Beberapa kelas obat lama yang digunakan untuk mengobati depresi, seperti trisiklik dan inhibitor monoamine oksidase lebih efektif dalam membantu mengatasi masalah tidur. Mereka lebih menenangkan, yang bisa menjadi efek yang tidak diinginkan di siang hari. Banyak dari mereka juga memiliki lebih banyak efek samping secara umum, dan berbahaya untuk diberikan kepada pasien yang ingin bunuh diri dan berisiko overdosis yang disengaja.
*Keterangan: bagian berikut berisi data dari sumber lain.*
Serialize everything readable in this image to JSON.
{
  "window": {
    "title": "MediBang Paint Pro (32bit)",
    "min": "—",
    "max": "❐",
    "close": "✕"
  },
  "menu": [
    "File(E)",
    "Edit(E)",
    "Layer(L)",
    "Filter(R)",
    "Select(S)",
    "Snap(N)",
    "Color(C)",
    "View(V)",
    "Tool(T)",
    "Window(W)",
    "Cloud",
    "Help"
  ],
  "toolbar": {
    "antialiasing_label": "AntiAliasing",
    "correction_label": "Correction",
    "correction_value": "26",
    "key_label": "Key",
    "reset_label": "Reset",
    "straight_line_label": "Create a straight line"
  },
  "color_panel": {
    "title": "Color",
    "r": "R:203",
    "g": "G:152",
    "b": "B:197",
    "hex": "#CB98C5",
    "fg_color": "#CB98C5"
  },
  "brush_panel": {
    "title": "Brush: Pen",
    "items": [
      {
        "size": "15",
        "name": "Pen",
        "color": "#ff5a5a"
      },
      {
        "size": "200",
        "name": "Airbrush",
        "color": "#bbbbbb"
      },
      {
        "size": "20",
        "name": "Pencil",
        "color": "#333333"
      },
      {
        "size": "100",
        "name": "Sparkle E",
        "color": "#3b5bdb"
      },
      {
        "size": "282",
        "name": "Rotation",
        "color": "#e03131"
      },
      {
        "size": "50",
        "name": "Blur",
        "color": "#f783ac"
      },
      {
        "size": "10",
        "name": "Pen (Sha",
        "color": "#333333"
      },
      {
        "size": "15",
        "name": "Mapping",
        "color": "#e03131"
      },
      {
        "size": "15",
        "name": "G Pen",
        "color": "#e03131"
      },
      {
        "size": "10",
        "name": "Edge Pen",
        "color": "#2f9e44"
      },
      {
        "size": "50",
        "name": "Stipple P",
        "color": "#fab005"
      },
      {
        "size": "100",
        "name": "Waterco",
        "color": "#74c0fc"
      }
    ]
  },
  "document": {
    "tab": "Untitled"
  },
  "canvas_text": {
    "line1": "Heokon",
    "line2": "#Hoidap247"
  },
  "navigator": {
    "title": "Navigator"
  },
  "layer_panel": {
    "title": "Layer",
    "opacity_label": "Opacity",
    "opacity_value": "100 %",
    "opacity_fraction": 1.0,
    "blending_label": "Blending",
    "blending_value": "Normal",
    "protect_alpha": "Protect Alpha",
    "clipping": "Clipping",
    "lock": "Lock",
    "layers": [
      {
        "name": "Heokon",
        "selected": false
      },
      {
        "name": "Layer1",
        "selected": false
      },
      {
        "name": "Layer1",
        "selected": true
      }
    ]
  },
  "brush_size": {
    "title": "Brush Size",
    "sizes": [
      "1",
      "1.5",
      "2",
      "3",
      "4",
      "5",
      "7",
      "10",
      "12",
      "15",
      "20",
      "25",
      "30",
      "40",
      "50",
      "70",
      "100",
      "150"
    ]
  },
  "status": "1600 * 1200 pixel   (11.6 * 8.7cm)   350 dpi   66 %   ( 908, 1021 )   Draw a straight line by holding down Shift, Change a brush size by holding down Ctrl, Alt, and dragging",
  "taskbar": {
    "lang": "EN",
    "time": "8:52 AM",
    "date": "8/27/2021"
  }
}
SSRI umumnya lebih disukai daripada obat-obatan ini, namun sebagian besar tidak mengatasi masalah tidur, dan dengan demikian mungkin tidak sepenuhnya membantu mengakhiri depresi pada orang dengan insomnia. Antidepresan lama dapat dipertimbangkan untuk digunakan sebagai gantinya, atau obat baru yang dimaksudkan untuk membantu kesulitan tidur dapat diresepkan dengan SSRI.
Satu hubungan yang menarik antara depresi dan tidur adalah asumsi bahwa orang dengan depresi cenderung tidur terlalu banyak. Sebenarnya, kebanyakan orang depresi dan cemas kurang tidur, kecuali remaja, yang mungkin kesiangan. Namun, mereka dengan gangguan bipolar jauh lebih mungkin untuk tidur berlebihan daripada kurang tidur, yang mungkin menjadi alat yang membantu dalam membedakan antara bipolar dan depresi berat.
Para ilmuwan, dokter, dan peneliti terus mempelajari hubungan rumit antara depresi dan tidur. Untuk saat ini, mereka yang menderita insomnia harus tahu bahwa berbicara dengan dokter untuk mendapatkan bantuan atau pengobatan bisa menjadi sangat penting. Karena insomnia cenderung ada sebelum depresi, pengobatan yang cepat mungkin berarti seseorang tidak pernah berkembang ke keadaan depresi.